Allereerst is er het recept van Ovidius, die van mening was dat het ‘stelselmatig naar beneden halen’ van het begeerde object alle begeerte doet verflauwen - en ook met het citeren van Ovidius benadrukt Gonzalez-Crussi kritiekloos de rolverdeling van de seksen: ‘Als zij slank is, noem haar dan zo mager als een plank; als zij donker is, is zij zo zwart als een schoppenaas. Als zij stadse manieren heeft, bestempel haar als bekakt en verdorven; is ze eenvoudig en goedhartig, noem haar dan een Trien van het land.’ Gonzalez-Crussi erkent dat deze methode weinig geneeskrachtige werking zal hebben; hij wendt zich dan ook meer tot de adviezen die Rabelais in Pantagruel dokter Rondibilis laat verstrekken.

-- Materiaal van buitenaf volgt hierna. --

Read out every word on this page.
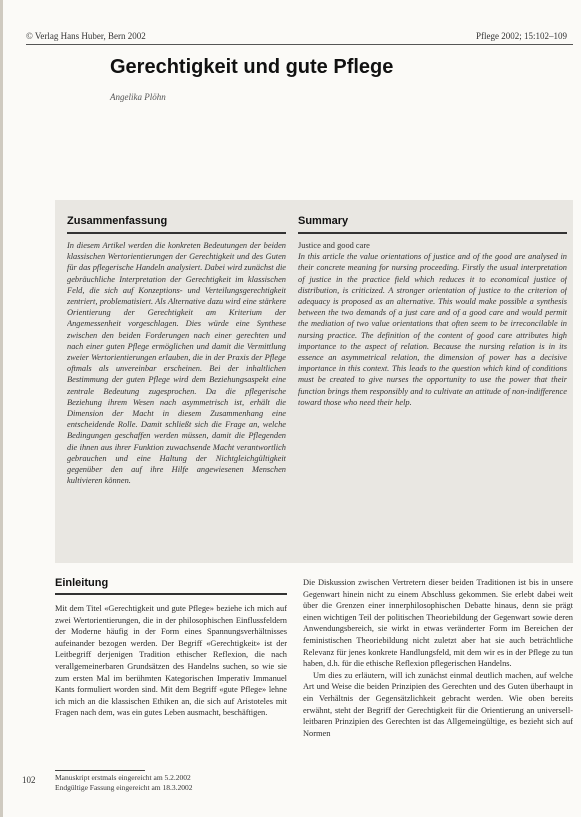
© Verlag Hans Huber, Bern 2002	Pflege 2002; 15:102–109
Gerechtigkeit und gute Pflege
Angelika Plöhn
Zusammenfassung
In diesem Artikel werden die konkreten Bedeutungen der beiden klassischen Wertorientierungen der Gerechtigkeit und des Guten für das pflegerische Handeln analysiert. Dabei wird zunächst die gebräuchliche Interpretation der Gerechtigkeit im klassischen Feld, die sich auf Konzeptions- und Verteilungsgerechtigkeit zentriert, problematisiert. Als Alternative dazu wird eine stärkere Orientierung der Gerechtigkeit am Kriterium der Angemessenheit vorgeschlagen. Dies würde eine Synthese zwischen den beiden Forderungen nach einer gerechten und nach einer guten Pflege ermöglichen und damit die Vermittlung zweier Wertorientierungen erlauben, die in der Praxis der Pflege oftmals als unvereinbar erscheinen. Bei der inhaltlichen Bestimmung der guten Pflege wird dem Beziehungsaspekt eine zentrale Bedeutung zugesprochen. Da die pflegerische Beziehung ihrem Wesen nach asymmetrisch ist, erhält die Dimension der Macht in diesem Zusammenhang eine entscheidende Rolle. Damit schließt sich die Frage an, welche Bedingungen geschaffen werden müssen, damit die Pflegenden die ihnen aus ihrer Funktion zuwachsende Macht verantwortlich gebrauchen und eine Haltung der Nichtgleichgültigkeit gegenüber den auf ihre Hilfe angewiesenen Menschen kultivieren können.
Summary
Justice and good care
In this article the value orientations of justice and of the good are analysed in their concrete meaning for nursing proceeding. Firstly the usual interpretation of justice in the practice field which reduces it to economical justice of distribution, is criticized. A stronger orientation of justice to the criterion of adequacy is proposed as an alternative. This would make possible a synthesis between the two demands of a just care and of a good care and would permit the mediation of two value orientations that often seem to be irreconcilable in nursing practice. The definition of the content of good care attributes high importance to the aspect of relation. Because the nursing relation is in its essence an asymmetrical relation, the dimension of power has a decisive importance in this context. This leads to the question which kind of conditions must be created to give nurses the opportunity to use the power that their function brings them responsibly and to cultivate an attitude of non-indifference toward those who need their help.
Einleitung

Mit dem Titel «Gerechtigkeit und gute Pflege» beziehe ich mich auf zwei Wertorientierungen, die in der philosophischen Einflussfeldern der Moderne häufig in der Form eines Spannungsverhältnisses aufeinander bezogen werden. Der Begriff «Gerechtigkeit» ist der Leitbegriff derjenigen Tradition ethischer Reflexion, die nach verallgemeinerbaren Grundsätzen des Handelns suchen, so wie sie zum ersten Mal im berühmten Kategorischen Imperativ Immanuel Kants formuliert worden sind. Mit dem Begriff «gute Pflege» lehne ich mich an die klassischen Ethiken an, die sich auf Aristoteles mit Fragen nach dem, was ein gutes Leben ausmacht, beschäftigen.

Die Diskussion zwischen Vertretern dieser beiden Traditionen ist bis in unsere Gegenwart hinein nicht zu einem Abschluss gekommen. Sie erlebt dabei weit über die Grenzen einer innerphilosophischen Debatte hinaus, denn sie prägt einen wichtigen Teil der politischen Theoriebildung der Gegenwart sowie deren Anwendungsbereich, sie wirkt in etwas veränderter Form im Bereichen der feministischen Theoriebildung nicht zuletzt aber hat sie auch beträchtliche Relevanz für jenes konkrete Handlungsfeld, mit dem wir es in der Pflege zu tun haben, d.h. für die ethische Reflexion pflegerischen Handelns.

Um dies zu erläutern, will ich zunächst einmal deutlich machen, auf welche Art und Weise die beiden Prinzipien des Gerechten und des Guten überhaupt in ein Verhältnis der Gegensätzlichkeit gebracht werden. Wie oben bereits erwähnt, steht der Begriff der Gerechtigkeit für die Orientierung an universell-leitbaren Prinzipien des Gerechten ist das Allgemeingültige, es bezieht sich auf Normen

Manuskript erstmals eingereicht am 5.2.2002
Endgültige Fassung eingereicht am 18.3.2002
102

Ten eerste kan de verliefde zich te buiten gaan aan wijn. Overmatig alcoholgebruik verflauwt de begeerte; een dronkaard denkt slechts aan één ding: slapen. Een tweede methode is farmacologisch van aard; sommige planten en kruiden schijnen een verkoelende uitwerking te hebben die het de man - opnieuw wordt de man opgevoerd als monstrueus slachtoffer van begeerte - in ieder geval fysiek onmogelijk maken zijn ‘plichten in de liefde te vervullen’. Een derde mogelijkheid is die van de stug volgehouden lichamelijke bezigheid; hard werken stompt de zinnen af. Het vierde middel is hartstochtelijke studie; intellectuele inspanningen doen wonderen. Ook hier erkent Gonzalez-Crussi natuurlijk dat deze medicijnen bij weinigen heeft geleid tot het gewenste resultaat, al heeft Rabelais, zo stelt hij, wel degelijk ‘een van de mooiste lofredes op het contemplatieve leven nagelaten’.